The information he was looking for was who killed his brother. What he learned indicated that that Larry Amero was responsible for his brother’s death and James Riach was also implicated, said the witness.

The witness testified he knew Riach was an Independent Soldier from the Vancouver area and Amero was a full patch Hells Angel. Sukh Dhak’s associates were to look for them.

The court has already been told how the search culminated in a shooting outside the Delta Grand hotel — something the witness has not indicated he knew would happen, though he was active in the surveillance the night before.

Bacon, Amero and Riach were in the shot up Porsche Cayenne August 2011, along with Leah Hadden-Watts and Lyndsey Black. Bacon was the only one who died. Amero was shot in the face, wrist and chest, Hadden-Watts was shot in the neck and rendered a paraplegic, Black was shot through both upper legs. Riach escaped without injury.

While much of the testimony was dedicated to the inner workings of the war between rival drug gangs, there was also a more dismal element laid out.

Sukh Dahk and Manny Hairan were killed in the years that followed the Kelowna shooting and the witness started to do more and more drugs.

He testified earlier that he had a Percocet habit that required dozens of pills. He could afford it when his corner of the drug trade was booming, but after his friends were killed that network didn’t seem to sustain his income in the same way. He was depleting a supply of money he’d saved in those years quickly, and he had to come up with new streams of income.

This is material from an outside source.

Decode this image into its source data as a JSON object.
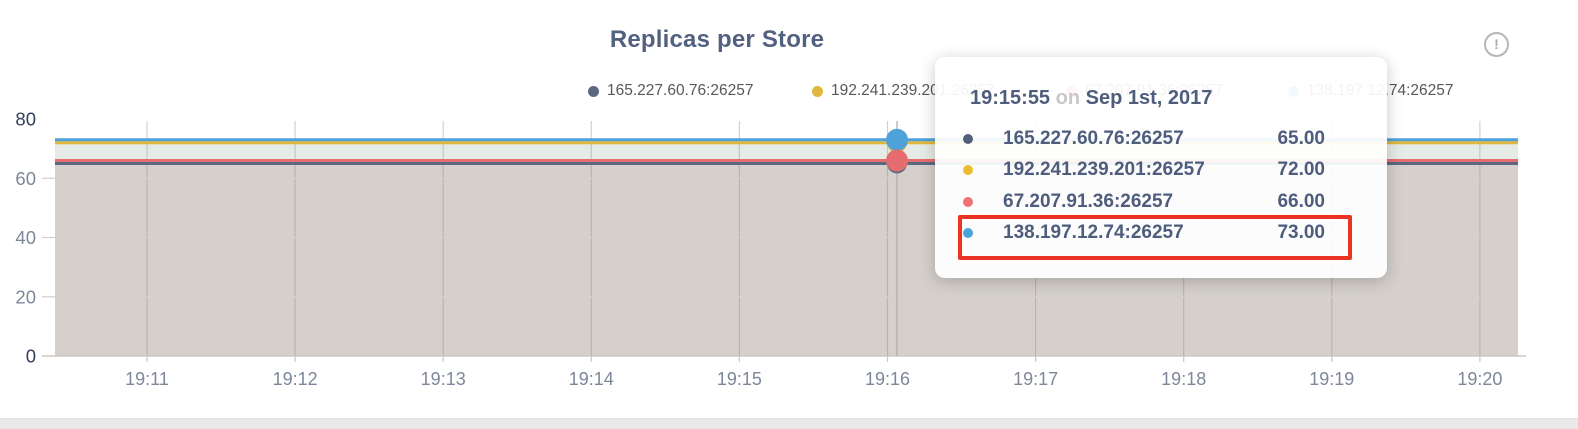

With only a Grade 6 education, and his only job experience being drug dealing, his choices seemed limited. He started robbing other dealers at gunpoint and stealing tailgates and selling them to a chop shop.

At one point he was arrested, and things got worse.

In Kelowna cells, as he detoxed from the many drugs he was taking, his cellmate offered him something to lessen the pain — heroin from a baggie he snuck in. He pulled it out and they did lines.

From there, onward. He used heroin more frequently and, he said, his drug addiction was out of control.